Raise your daughters to be investors
“Over the last 12 years, the share of women who have amassed sums of $1 million or more in their retirement plans has doubled, according to research conducted by the investment firm Fidelity… About 20 percent of its 401(k) millionaires were women as of the end of September, the firm found, up from just under 10 percent in the same period in 2005.”
—The New York Times, “Some Women Achieve an Enviable Status: 401(k) Millionaire,” 11/24/17
We’re that much closer to gender parity in money management—and specifically in retirement savings, one of the most important financial priorities any of us has. That’s a good thing.

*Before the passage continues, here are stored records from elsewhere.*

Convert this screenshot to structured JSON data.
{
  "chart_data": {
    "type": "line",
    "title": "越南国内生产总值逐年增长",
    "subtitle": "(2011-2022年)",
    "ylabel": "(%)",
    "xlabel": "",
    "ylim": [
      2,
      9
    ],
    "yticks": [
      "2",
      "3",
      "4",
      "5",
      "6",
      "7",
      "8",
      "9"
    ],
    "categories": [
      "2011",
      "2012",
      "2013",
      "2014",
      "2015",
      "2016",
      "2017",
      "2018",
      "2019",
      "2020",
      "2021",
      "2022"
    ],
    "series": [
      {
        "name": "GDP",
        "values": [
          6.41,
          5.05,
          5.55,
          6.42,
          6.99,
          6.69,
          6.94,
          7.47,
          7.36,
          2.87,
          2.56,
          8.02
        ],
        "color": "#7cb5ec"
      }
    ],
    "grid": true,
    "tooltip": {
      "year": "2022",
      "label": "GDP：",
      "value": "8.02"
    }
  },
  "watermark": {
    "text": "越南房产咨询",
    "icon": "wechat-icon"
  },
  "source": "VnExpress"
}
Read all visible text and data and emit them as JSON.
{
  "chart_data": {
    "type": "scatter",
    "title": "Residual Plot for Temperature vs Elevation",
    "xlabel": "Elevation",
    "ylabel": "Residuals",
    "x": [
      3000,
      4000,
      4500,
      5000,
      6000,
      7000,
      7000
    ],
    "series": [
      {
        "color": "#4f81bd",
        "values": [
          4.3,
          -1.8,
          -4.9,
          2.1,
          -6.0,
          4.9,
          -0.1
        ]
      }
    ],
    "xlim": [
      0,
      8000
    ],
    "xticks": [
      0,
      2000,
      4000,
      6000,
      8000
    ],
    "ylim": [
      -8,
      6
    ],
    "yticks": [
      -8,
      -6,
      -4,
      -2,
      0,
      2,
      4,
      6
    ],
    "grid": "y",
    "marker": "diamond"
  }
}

Of course, as Tara Siegel-Bernard noted in this New York Times analysis of the Fidelity study, women who have achieved 401(k) millionaire status represent a segment of the population that has been stably and gainfully employed—and largely well compensated—over a sustained period of decades. They may also have had advantages like health insurance and assistance with childcare that allowed them to fund their accounts aggressively.
For too many women, this is not the case. And that’s why it’s so important to be mindful of how we talk to our kids about retirement, investing, and all other aspects of money management—especially when it comes to the different conversations we might be having with our daughters and our sons.

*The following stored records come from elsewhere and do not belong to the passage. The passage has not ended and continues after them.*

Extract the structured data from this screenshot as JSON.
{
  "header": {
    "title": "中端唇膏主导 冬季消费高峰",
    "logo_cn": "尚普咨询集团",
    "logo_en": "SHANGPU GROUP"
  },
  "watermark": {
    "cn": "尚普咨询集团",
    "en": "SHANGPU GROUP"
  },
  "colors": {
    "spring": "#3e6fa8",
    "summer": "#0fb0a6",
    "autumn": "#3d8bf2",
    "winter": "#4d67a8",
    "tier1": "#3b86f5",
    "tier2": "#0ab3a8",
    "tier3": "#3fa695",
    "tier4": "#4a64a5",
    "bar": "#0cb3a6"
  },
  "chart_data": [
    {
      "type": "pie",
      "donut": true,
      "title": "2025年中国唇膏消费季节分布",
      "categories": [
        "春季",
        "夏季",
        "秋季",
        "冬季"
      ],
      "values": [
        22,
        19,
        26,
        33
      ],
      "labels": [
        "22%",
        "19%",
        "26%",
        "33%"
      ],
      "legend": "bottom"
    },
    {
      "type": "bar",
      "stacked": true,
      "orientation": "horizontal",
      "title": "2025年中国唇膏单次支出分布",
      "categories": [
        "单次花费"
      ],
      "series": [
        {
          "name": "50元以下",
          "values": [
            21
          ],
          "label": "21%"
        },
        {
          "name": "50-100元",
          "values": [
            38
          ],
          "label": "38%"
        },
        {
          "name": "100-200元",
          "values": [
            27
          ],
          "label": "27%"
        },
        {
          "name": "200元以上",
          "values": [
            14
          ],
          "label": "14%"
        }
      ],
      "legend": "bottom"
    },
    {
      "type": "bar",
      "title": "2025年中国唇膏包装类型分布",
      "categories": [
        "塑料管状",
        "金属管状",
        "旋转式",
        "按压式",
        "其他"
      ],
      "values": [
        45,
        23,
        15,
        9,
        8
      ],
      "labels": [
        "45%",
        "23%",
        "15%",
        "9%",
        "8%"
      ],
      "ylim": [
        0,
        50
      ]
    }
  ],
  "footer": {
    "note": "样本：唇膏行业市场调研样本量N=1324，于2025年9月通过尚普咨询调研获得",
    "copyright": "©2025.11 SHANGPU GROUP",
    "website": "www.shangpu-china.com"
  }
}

According to T. Rowe Price’s annual Parents, Kids & Money Survey, a majority of parents spend more time talking to boys about money than they spend talking to girls. Yet the same survey found that parents say girls and boys are equally likely to be interested in financial matters.

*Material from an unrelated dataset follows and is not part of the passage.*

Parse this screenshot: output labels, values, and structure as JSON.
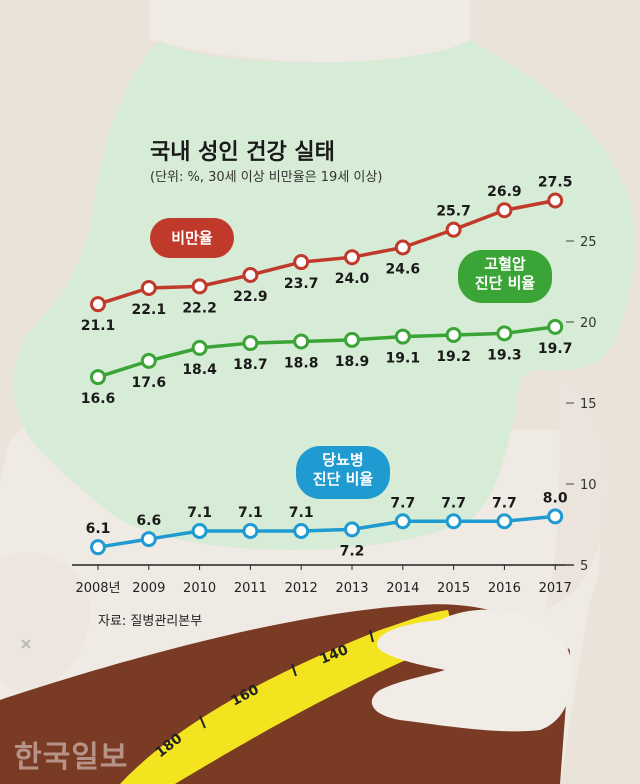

We need to respond to our daughters’ questions about money, and keep that conversation going. Perhaps fear of taking on complex—and depressing—subjects like the gender pay gap keeps parents from opening up to girls about personal finance. But that approach ends up reinforcing the money divide between girls and boys, and the men and women they grow up to be.
When the time is right, girls should learn about the economic odds they face; there’s no sugarcoating it. But there’s a lot to be positive about, too. Studies have proven women are more consistent than men when it comes to investing, keeping their money in place rather than rashly withdrawing it in response to the market’s dips and dives. The calm and steady approach almost always results in a higher yield.
So raise your daughter to be an investor who will save smartly, early and often. If you do, it’s more likely that she’ll get her million, too.